Читаем Завещание Шекспира полностью

– Мне от одного упоминания захотелось до ветру.

Прости, Фрэнсис. Для астматиков – лисьи легкие, вымоченные в вине с травами и лакрицей. Гнойная ангина? Попробуйте сожженную целиком (вместе с перьями), измельченную ласточку или навоз (тоже жженный) в меду и сухом белом вине.

– Во всех этих рецептах есть вино. Как же иначе снести такое лечение?

А сами процедуры – вызывание рвоты, обильные кровопускания, изнурительные слабительные, пинты разогретого вина, энергично залитые в задницу, чтобы излечить колики и вздутие живота. Если ты не блевал и не кровоточил до процедур, после них из тебя хлестало с обоих концов – даже из отверстий, о которых ты раньше и не подозревал. Хворь была внутренним адом: выдранные зубы, затрудненное мочеиспускание, непрекращающиеся ознобы, кровавый понос, чахотка, а у жертв несчастных случаев – ампутации, после которых красные культи, из которых сильной струей била кровь, опускали в горячий деготь – достаточно, чтобы выжечь саму душу из тела, а сердцу остановиться от шока.

– Довольно! С меня хватит.

– Ты слишком молод, чтобы знать и десятую долю того, как лечили. Родовая горячка, младенцы, еще до рождения задушенные пуповиной, обвитой вокруг шеи, покачивающиеся в материнском лоне, как на виселице, младенцы, рожденные проституткой в сточной канаве и задушенные после родов. И худосочные юные девственницы, которые день ото дня чахли, бледнели и тускнели, пока не превращались в тени, в белые безымянные маргаритки, рассеянные посреди зеленой травы, в отзвуки своих голосов, в тихий шепот печального ветра.
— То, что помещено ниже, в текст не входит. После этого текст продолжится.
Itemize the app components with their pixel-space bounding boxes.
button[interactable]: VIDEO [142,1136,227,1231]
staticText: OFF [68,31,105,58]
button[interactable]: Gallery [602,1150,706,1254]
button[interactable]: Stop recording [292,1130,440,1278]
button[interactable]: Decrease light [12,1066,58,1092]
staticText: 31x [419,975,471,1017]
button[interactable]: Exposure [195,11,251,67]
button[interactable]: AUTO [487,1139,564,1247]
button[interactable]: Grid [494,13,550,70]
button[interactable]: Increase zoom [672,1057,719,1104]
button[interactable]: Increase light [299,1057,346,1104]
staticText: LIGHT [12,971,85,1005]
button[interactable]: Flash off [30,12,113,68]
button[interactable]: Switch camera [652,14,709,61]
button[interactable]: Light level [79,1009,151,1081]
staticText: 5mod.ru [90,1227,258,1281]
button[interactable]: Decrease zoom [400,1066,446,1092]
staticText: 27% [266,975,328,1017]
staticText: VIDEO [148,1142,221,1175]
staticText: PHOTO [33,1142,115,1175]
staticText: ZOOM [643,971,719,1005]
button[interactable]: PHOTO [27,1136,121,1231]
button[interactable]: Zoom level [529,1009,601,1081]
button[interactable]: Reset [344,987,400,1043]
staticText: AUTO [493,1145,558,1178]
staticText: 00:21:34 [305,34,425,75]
– Даруй им, Господи, вечный покой!

А мы продолжали жить и лишь молились, чтобы твой порог не переступили ни старуха с косой, ни рьяный доктор: держись подальше от сырости, сквозняков и плохой компании; верши молитву, ешь солонину, приправленную соленым же потом и молоком, замерзающим в феврале и сворачивающимся в июне, сыр – белый как снег, с дырками, как глаза Аргуса, старой выдержки, как Мафусаил, жесткий, как волосатый Исав, полный сыворотки, как Мария Магдалина, и с коркой, как струпья Лазаря. Лучшим из «белого мяса» был банберский сыр[32], и стрэтфордские старики ели его вместо говядины, баранины или телятины.

– О, телятина!

Зайчатиной лечили меланхолию, и, по деревенскому поверью, уши зайца служили лучшей наживкой для форели. Чтобы плыть против холодного течения смерти и дать выжить детям, нужно было кормить их ежевикой, абрикосами, красным виноградом, зеленым инжиром и шелковицей, главное – не перекормить, а то тоже можно было отправиться на тот свет.
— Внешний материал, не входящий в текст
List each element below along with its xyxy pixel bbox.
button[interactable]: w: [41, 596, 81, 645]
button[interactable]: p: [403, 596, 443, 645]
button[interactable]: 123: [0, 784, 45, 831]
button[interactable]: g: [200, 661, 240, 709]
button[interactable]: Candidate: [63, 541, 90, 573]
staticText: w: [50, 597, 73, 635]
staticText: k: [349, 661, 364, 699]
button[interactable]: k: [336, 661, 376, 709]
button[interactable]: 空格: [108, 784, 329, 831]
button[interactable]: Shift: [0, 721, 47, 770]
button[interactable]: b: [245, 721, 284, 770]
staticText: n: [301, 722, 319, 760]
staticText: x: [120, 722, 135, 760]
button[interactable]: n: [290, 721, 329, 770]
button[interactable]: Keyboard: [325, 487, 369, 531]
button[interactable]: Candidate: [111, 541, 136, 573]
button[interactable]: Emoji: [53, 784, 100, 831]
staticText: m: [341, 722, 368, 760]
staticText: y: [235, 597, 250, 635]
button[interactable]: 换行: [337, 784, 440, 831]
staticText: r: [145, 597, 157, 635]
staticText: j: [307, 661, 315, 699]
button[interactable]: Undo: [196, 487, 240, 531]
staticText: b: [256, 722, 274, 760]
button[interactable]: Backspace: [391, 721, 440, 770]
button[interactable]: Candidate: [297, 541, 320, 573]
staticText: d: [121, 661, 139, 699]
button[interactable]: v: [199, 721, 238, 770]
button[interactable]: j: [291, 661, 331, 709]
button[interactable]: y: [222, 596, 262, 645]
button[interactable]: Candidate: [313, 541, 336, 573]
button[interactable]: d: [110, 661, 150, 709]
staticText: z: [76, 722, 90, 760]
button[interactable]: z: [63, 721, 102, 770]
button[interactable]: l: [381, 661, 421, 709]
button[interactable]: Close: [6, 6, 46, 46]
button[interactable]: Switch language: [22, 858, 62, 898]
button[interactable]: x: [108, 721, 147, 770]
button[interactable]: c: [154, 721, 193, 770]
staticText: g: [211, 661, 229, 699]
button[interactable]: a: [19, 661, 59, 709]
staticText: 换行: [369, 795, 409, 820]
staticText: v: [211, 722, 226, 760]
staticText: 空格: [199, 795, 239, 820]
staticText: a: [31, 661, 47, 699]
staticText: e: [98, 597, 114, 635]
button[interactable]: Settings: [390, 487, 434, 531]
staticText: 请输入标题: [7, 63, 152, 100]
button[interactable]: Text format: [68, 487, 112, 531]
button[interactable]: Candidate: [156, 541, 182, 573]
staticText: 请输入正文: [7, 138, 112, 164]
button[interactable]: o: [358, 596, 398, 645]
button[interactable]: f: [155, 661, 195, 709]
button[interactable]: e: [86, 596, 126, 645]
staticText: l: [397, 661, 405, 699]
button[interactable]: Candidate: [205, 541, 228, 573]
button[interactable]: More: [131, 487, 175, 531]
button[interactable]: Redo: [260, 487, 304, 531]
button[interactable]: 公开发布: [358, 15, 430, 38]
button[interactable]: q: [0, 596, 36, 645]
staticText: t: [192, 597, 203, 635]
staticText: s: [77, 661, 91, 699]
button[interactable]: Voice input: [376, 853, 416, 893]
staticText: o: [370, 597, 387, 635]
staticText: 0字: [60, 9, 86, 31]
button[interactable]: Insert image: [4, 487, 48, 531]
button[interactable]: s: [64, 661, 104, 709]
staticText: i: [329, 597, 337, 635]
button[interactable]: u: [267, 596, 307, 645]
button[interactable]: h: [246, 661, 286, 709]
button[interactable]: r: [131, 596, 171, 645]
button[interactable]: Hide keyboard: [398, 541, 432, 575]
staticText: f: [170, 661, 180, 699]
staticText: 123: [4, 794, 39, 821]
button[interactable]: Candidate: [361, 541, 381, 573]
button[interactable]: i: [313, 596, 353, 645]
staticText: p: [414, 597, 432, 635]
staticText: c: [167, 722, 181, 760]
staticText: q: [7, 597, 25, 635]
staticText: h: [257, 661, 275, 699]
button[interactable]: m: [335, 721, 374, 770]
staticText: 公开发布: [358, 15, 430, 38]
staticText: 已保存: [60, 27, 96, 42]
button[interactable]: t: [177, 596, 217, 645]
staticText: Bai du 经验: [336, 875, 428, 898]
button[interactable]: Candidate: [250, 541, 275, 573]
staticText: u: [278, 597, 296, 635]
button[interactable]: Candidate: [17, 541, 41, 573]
– Смерть от поноса, Боже правый!

Как говорится, requiem aeternam[33]. В сладком конце жизни была своя положительная сторона. Стрэтфорд летом был клубникой со сливками и школьниками, которые плескались в ручье. А зимой он был куском поджаренного бекона с ломтем черного хлеба, а в зажиточной семье – кружкой горячего молока с изюмом перед сном.

– Нет уж, бекон-то получше будет. К черту изюм!

У состоятельных стрэтфордцев была оловянная посуда и дымоход, и их женщины были белолицы. В семьях, где дымоходом служила дырка в крыше и где ели грязными пальцами с деревянной доски, лица были цвета копченого бекона. Стрэтфорд был или мягкой подушкой, или круглым поленом под головой, которая так нуждалась в отдыхе и сне, и деревянные ставни снов, которые всю ночь стучали и скрипели, захлопывались только утром. Мягкое шерстяное одеяло, перьевая пуховая перина – или мешок рубленой соломы да топчан с колючим соломенным тюфяком. Как в любом другом месте, стрэтфордский сон мог быть либо лазурным морем с белыми барашками сладких снов, либо вздымающимся кошмаром, и, пока сон держал в капкане мозг барахтающегося трупа, вокруг него по одеялу темноты кружили акулы.

– Если у тебя поэтическое воображение.